Relief of Obstructions
Interventional radiologists use imaging techniques to determine where cancers have obstructed the normal flow of urine or bile. Such obstructions can cause pain, infection or even liver or kidney failure.
While watching images on a screen, doctors insert a catheter into the obstructed area to drain excess fluids. A stent might also be inserted into the organ to bypass the obstruction and permit fluids to drain normally.
Pelvic Congestion Syndrome
Chronic pelvic pain can be attributed to a variety of causes, but for some women it may be caused by varicose veins in the pelvic region, a condition known as pelvic congestion syndrome.

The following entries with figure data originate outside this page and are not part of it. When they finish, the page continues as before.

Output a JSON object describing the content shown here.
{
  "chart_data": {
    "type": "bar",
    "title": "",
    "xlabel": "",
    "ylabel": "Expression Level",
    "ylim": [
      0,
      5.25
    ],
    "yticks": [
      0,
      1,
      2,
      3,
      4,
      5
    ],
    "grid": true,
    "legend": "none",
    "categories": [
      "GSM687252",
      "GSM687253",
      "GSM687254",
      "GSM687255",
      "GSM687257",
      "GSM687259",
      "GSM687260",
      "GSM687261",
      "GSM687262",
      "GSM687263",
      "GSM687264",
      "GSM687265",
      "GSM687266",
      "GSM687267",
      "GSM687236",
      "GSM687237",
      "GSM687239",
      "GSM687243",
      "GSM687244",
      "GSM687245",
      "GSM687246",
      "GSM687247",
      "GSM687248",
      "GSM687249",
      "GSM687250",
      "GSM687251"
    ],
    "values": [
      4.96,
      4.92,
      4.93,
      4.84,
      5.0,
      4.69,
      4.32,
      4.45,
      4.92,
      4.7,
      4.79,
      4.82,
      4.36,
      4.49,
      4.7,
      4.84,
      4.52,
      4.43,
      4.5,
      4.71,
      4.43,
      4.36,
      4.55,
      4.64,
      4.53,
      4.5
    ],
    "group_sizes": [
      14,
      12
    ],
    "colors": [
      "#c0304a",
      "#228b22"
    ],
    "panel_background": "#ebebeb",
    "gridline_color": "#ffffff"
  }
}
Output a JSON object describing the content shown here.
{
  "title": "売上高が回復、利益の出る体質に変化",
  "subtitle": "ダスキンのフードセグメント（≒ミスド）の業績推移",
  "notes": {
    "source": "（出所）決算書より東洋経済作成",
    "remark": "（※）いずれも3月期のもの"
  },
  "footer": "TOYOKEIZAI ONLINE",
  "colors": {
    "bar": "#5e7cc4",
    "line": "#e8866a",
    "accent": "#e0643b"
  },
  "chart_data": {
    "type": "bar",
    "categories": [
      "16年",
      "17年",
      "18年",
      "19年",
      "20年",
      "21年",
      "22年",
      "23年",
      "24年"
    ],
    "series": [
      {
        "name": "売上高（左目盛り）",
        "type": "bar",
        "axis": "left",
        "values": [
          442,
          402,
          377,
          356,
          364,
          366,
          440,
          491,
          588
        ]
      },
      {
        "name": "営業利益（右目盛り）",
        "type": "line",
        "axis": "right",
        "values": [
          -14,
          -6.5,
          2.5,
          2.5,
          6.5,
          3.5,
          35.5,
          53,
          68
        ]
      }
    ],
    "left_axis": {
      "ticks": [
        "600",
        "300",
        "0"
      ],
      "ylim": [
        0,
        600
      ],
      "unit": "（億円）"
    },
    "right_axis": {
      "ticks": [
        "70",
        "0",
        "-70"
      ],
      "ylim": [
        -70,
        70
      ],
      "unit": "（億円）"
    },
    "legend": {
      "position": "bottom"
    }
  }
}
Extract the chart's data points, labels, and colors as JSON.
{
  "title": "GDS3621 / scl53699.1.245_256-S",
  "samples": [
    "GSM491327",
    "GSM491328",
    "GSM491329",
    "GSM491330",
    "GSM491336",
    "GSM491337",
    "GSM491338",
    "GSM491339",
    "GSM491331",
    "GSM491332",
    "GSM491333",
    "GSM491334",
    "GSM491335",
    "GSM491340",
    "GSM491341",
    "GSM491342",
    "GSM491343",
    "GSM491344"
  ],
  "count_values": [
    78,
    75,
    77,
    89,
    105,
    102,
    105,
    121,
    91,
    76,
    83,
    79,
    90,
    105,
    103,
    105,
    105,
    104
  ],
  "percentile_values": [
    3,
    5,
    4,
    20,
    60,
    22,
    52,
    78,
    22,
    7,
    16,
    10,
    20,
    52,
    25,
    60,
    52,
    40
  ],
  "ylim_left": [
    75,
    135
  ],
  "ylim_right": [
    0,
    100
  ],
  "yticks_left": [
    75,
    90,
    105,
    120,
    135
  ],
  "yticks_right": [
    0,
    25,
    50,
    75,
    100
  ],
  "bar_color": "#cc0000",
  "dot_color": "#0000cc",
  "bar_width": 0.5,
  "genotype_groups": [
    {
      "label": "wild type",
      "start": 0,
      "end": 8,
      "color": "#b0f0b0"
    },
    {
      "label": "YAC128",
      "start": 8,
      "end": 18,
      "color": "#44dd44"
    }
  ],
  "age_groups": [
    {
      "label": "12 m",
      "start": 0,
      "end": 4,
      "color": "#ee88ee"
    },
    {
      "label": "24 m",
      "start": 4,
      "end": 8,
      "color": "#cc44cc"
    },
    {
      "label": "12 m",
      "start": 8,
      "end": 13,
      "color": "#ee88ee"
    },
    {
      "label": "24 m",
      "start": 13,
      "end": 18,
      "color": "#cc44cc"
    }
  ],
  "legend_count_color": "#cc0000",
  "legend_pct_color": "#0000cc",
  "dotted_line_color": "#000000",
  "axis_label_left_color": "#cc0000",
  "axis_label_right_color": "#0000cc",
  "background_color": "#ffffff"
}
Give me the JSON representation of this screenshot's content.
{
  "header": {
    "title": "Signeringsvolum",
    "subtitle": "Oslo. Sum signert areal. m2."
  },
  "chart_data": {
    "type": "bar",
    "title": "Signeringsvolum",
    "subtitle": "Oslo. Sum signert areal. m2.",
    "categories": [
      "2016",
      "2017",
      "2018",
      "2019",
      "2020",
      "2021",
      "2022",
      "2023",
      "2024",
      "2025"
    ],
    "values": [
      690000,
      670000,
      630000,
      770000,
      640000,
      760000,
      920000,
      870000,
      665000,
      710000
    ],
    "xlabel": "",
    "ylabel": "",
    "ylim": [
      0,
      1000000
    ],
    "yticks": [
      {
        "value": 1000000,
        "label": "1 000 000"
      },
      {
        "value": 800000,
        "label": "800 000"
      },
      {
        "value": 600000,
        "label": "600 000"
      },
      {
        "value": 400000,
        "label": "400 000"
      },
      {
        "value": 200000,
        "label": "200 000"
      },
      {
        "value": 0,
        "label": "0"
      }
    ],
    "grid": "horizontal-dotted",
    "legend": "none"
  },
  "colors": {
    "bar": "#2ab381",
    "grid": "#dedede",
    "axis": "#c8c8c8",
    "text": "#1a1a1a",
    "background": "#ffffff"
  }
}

As with varicose veins in the legs, varicose veins in the pelvis develop when valves in the veins become weak and don't close properly. This allows blood to flow backwards and pool in the vein, causing bulging and pain.
Symptoms
Women with pelvic congestion syndrome typically feel pain while standing but not when they are lying down. This can make diagnosis difficult because women are usually asked to lie down for a pelvic exam, relieving the painful pressure that brought them to the doctor in the first place. Other symptoms include:
- A dull, aching pain in the lower abdomen and lower back that comes after intercourse, during their menstrual cycles, after standing and during pregnancy
- Related signs include an irritable bladder, abnormal menstrual bleeding, vaginal discharge or visible varicose veins on the vulva, buttocks or thighs
Doctors can diagnose pelvic congestion syndrome with the following tests:
- Pelvic venography: Interventional radiologists perform a venogram by injecting dye into the veins of the pelvic organs to make them more visible during an X-ray. Patients are examined on an incline because the veins being examined often decrease in size when a woman is lying flat.
- MRI: Images that provide a detailed view of specific pelvic blood vessels can be used to diagnose this condition.
- Pelvic and/or transvaginal ultrasound: Provides views of the pelvic cavity and veins (not effective unless the woman is standing for the test).
Treatment often consists of closing off varicose veins in the pelvic area during an outpatient procedure. Although pain is reduced, the veins never return to normal, and in some cases, other pelvic veins may also be affected and may require additional treatment.
Spine Treatments: Vertebroplasty
Vertebroplasty may offer hope for patients who have severe back pain caused by a compression fracture due to osteoporosis or metastatic disease of the spine. If left untreated, a compression fracture can lead to an abnormal spine curvature.
Vertebroplasty offers another option for patients who do not respond to conservative treatments (pain medications, bed rest and bracing) and those who are not good candidates for major spine surgery.
In general, vertebroplasty is recommended for those with a fairly recent fracture (six months or less). Performed by interventional radiologists with the assistance of an X-ray image on a monitor, vertebroplasty is typically done as an outpatient procedure with local anesthetic. Acrylic bone cement is placed into the fractured vertebrae through a small incision. The cement stabilizes the vertebra resulting in significant pain reduction as soon as 24 hours.